Sylvain Lesage edited this page Jul 22, 2022 · 4 revisions

Goal

The datasets server aims at providing services for the datasets of the Hugging Face Hub using a web API.

Justification

Datasets can be very big. Getting metadata, fetching data, querying data or processing requires a lot of resources (time, bandwidth, computing, storage). For some use cases (notebook, webpages, etc), these resources are not available. The datasets server is a third-party that bears the cost of the resources and provides a curated list of services on the datasets through a lightweight web API.

Impact

The Hugging Face Hub would ideally be the one-stop shop for ML datasets in the near future. To increase the usage of Hub datasets, it's crucial to provide the services the users need to do the work.

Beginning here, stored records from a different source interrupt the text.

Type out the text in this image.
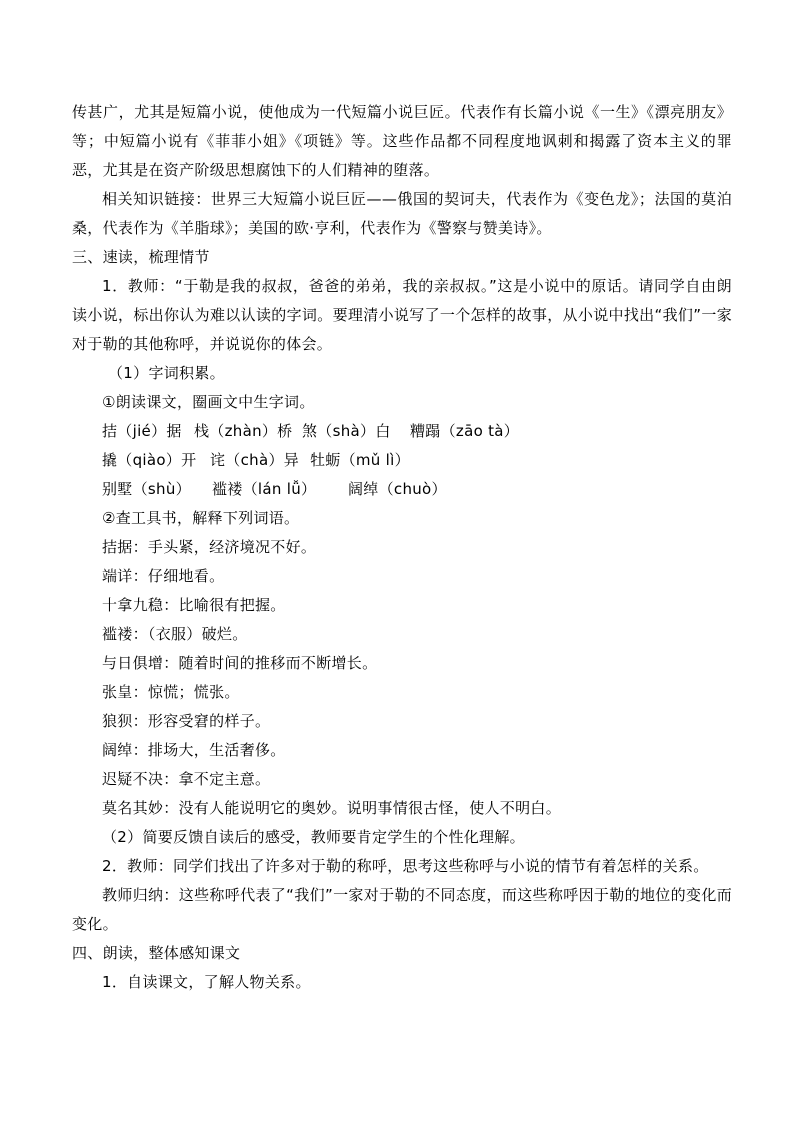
传甚广，尤其是短篇小说，使他成为一代短篇小说巨匠。代表作有长篇小说《一生》《漂亮朋友》等；中短篇小说有《菲菲小姐》《项链》等。这些作品都不同程度地讽刺和揭露了资本主义的罪恶，尤其是在资产阶级思想腐蚀下的人们精神的堕落。

相关知识链接：世界三大短篇小说巨匠——俄国的契诃夫，代表作为《变色龙》；法国的莫泊桑，代表作为《羊脂球》；美国的欧·亨利，代表作为《警察与赞美诗》。

三、速读，梳理情节

1．教师：“于勒是我的叔叔，爸爸的弟弟，我的亲叔叔。”这是小说中的原话。请同学自由朗读小说，标出你认为难以认读的字词。要理清小说写了一个怎样的故事，从小说中找出“我们”一家对于勒的其他称呼，并说说你的体会。

（1）字词积累。

①朗读课文，圈画文中生字词。

拮（jié）据 栈（zhàn）桥 煞（shà）白	糟蹋（zāo tà）
撬（qiào）开 诧（chà）异 牡蛎（mǔ lì）
别墅（shù）	褴褛（lán lǚ）	阔绰（chuò）

②查工具书，解释下列词语。

拮据：手头紧，经济境况不好。

端详：仔细地看。

十拿九稳：比喻很有把握。

褴褛：（衣服）破烂。

与日俱增：随着时间的推移而不断增长。

张皇：惊慌；慌张。

狼狈：形容受窘的样子。

阔绰：排场大，生活奢侈。

迟疑不决：拿不定主意。

莫名其妙：没有人能说明它的奥妙。说明事情很古怪，使人不明白。

（2）简要反馈自读后的感受，教师要肯定学生的个性化理解。

2．教师：同学们找出了许多对于勒的称呼，思考这些称呼与小说的情节有着怎样的关系。

教师归纳：这些称呼代表了“我们”一家对于勒的不同态度，而这些称呼因于勒的地位的变化而变化。

四、朗读，整体感知课文

1．自读课文，了解人物关系。
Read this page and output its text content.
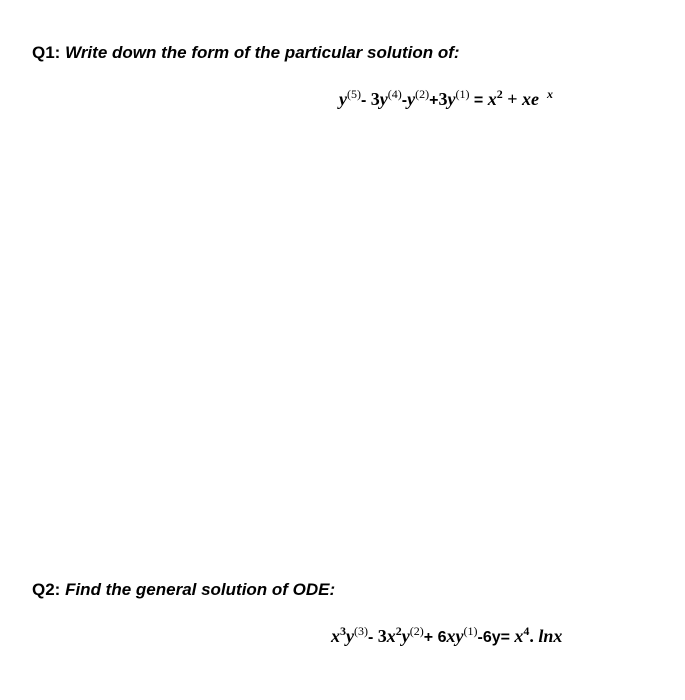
Q1: Write down the form of the particular solution of:
$y^{(5)}-$ $3y^{(4)}-y^{(2)}+3y^{(1)} = x^2$ + xe $^x$
Q2: Find the general solution of ODE:
$x^3y^{(3)}-$ $3x^2y^{(2)}+ 6xy^{(1)}-6y= x^4$. lnx
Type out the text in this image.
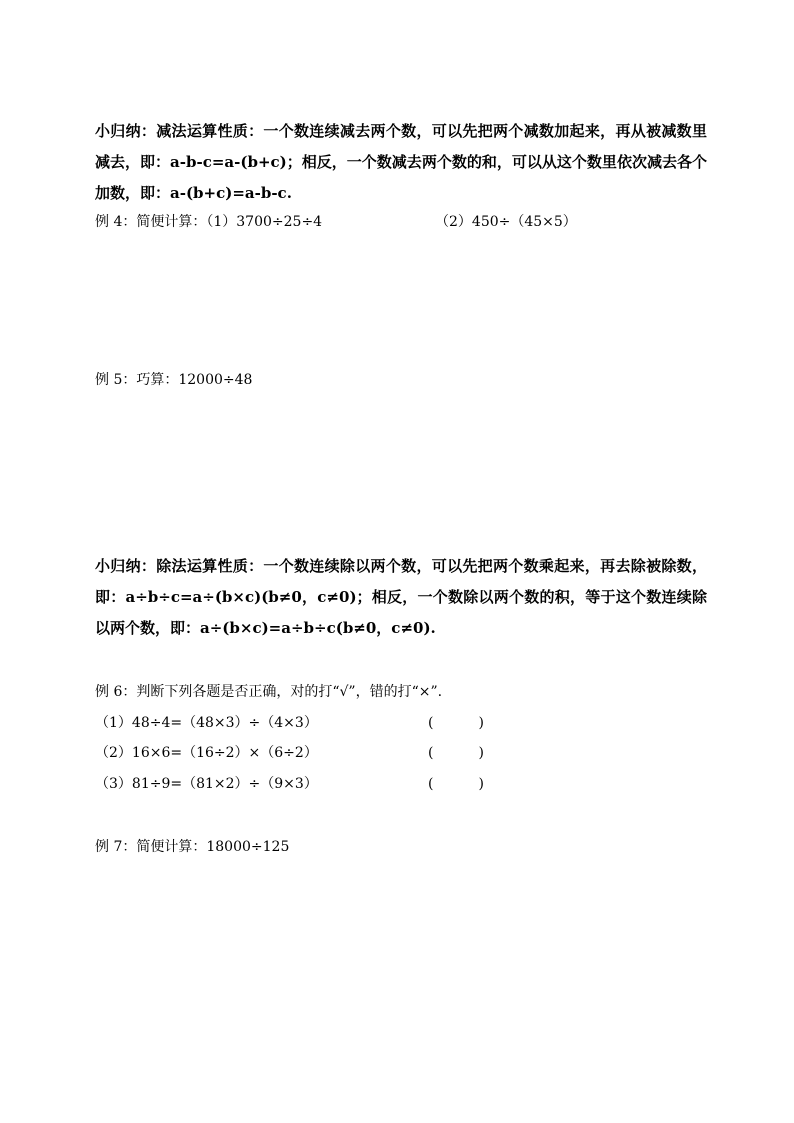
小归纳：减法运算性质：一个数连续减去两个数，可以先把两个减数加起来，再从被减数里减去，即：a-b-c=a-(b+c)；相反，一个数减去两个数的和，可以从这个数里依次减去各个加数，即：a-(b+c)=a-b-c.
例 4：简便计算：（1）3700÷25÷4	（2）450÷（45×5）
例 5：巧算：12000÷48
小归纳：除法运算性质：一个数连续除以两个数，可以先把两个数乘起来，再去除被除数，即：a÷b÷c=a÷(b×c)(b≠0，c≠0)；相反，一个数除以两个数的积，等于这个数连续除以两个数，即：a÷(b×c)=a÷b÷c(b≠0，c≠0).
例 6：判断下列各题是否正确，对的打“√”，错的打“×”.
（1）48÷4=（48×3）÷（4×3）	(	)
（2）16×6=（16÷2）×（6÷2）	(	)
（3）81÷9=（81×2）÷（9×3）	(	)
例 7：简便计算：18000÷125
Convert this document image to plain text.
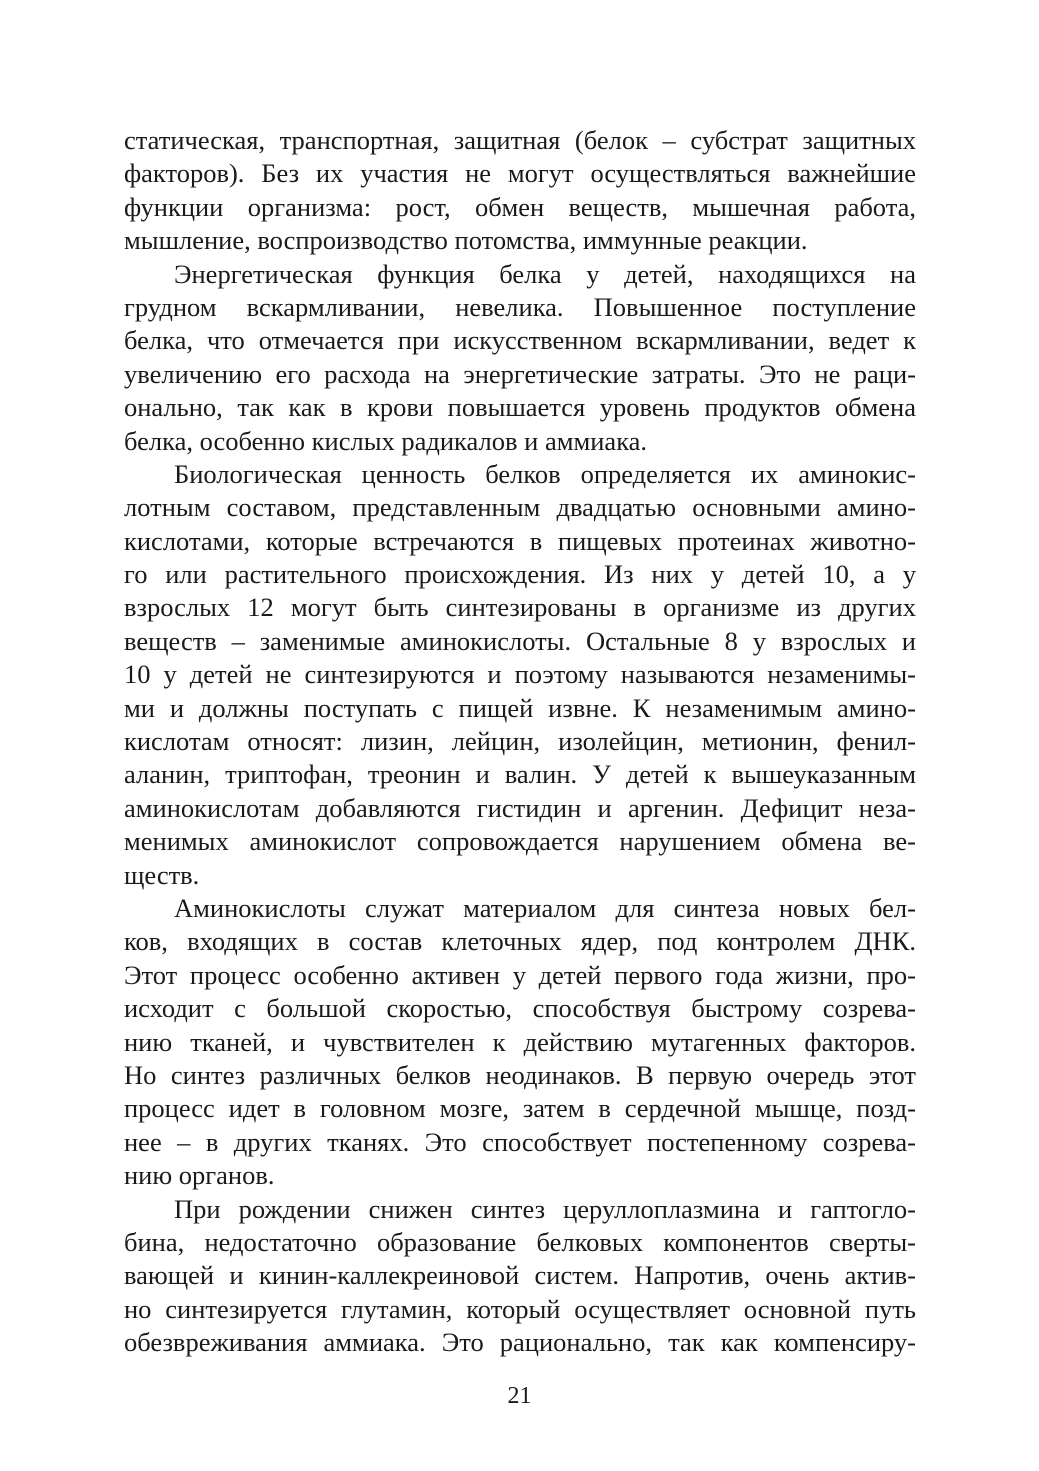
статическая, транспортная, защитная (белок – субстрат защитных
факторов). Без их участия не могут осуществляться важнейшие
функции организма: рост, обмен веществ, мышечная работа,
мышление, воспроизводство потомства, иммунные реакции.
Энергетическая функция белка у детей, находящихся на
грудном вскармливании, невелика. Повышенное поступление
белка, что отмечается при искусственном вскармливании, ведет к
увеличению его расхода на энергетические затраты. Это не раци-
онально, так как в крови повышается уровень продуктов обмена
белка, особенно кислых радикалов и аммиака.
Биологическая ценность белков определяется их аминокис-
лотным составом, представленным двадцатью основными амино-
кислотами, которые встречаются в пищевых протеинах животно-
го или растительного происхождения. Из них у детей 10, а у
взрослых 12 могут быть синтезированы в организме из других
веществ – заменимые аминокислоты. Остальные 8 у взрослых и
10 у детей не синтезируются и поэтому называются незаменимы-
ми и должны поступать с пищей извне. К незаменимым амино-
кислотам относят: лизин, лейцин, изолейцин, метионин, фенил-
аланин, триптофан, треонин и валин. У детей к вышеуказанным
аминокислотам добавляются гистидин и аргенин. Дефицит неза-
менимых аминокислот сопровождается нарушением обмена ве-
ществ.
Аминокислоты служат материалом для синтеза новых бел-
ков, входящих в состав клеточных ядер, под контролем ДНК.
Этот процесс особенно активен у детей первого года жизни, про-
исходит с большой скоростью, способствуя быстрому созрева-
нию тканей, и чувствителен к действию мутагенных факторов.
Но синтез различных белков неодинаков. В первую очередь этот
процесс идет в головном мозге, затем в сердечной мышце, позд-
нее – в других тканях. Это способствует постепенному созрева-
нию органов.
При рождении снижен синтез церуллоплазмина и гаптогло-
бина, недостаточно образование белковых компонентов сверты-
вающей и кинин-каллекреиновой систем. Напротив, очень актив-
но синтезируется глутамин, который осуществляет основной путь
обезвреживания аммиака. Это рационально, так как компенсиру-
21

By providing specialized services, the datasets server will allow the Hub to add value to the dataset pages (view the data, show stats, do queries, etc.)

Reference

Ecosystem around the Hub datasets

The datasets of the Hugging Face Hub can be accessed directly using git or HTTP or using the datasets library.

Other related projects:

This project is an evolution of datasets-preview-backend (previous name of this repository), which provided the list of configs, splits, and first rows of the datasets (using the streaming mode of datasets)

Implementation

Services

The datasets server will provide the following services through a web API

  • get the metadata of a dataset: tags, configs, splits, features (columns)...
  • get the first N rows of a split
  • get a quality report on how well the dataset can be accessed using datasets (has metadata, can be downloaded, can be streamed, etc.)
  • generate the dataset-info.json (see https://github.com/huggingface/datasets/issues/3507#issue-1091214808)
  • get basic statistics about a split: number of samples, size in bytes
  • get statistics about a column of a split: distribution, mean, median, etc.
  • get a range of rows of a split (random access)
  • post SQL queries (https://github.com/huggingface/data-measurements-tool: frequent words, average+std sentence length, average+std word length,number of samples per tag/label)
  • scan files for vulnerabilities (related to security scan)

Out of scope

At least for a first version, the following points are out of scope:

Implementation challenges

Multiple aspects must be taken into account for the implementation. Not all are equally important.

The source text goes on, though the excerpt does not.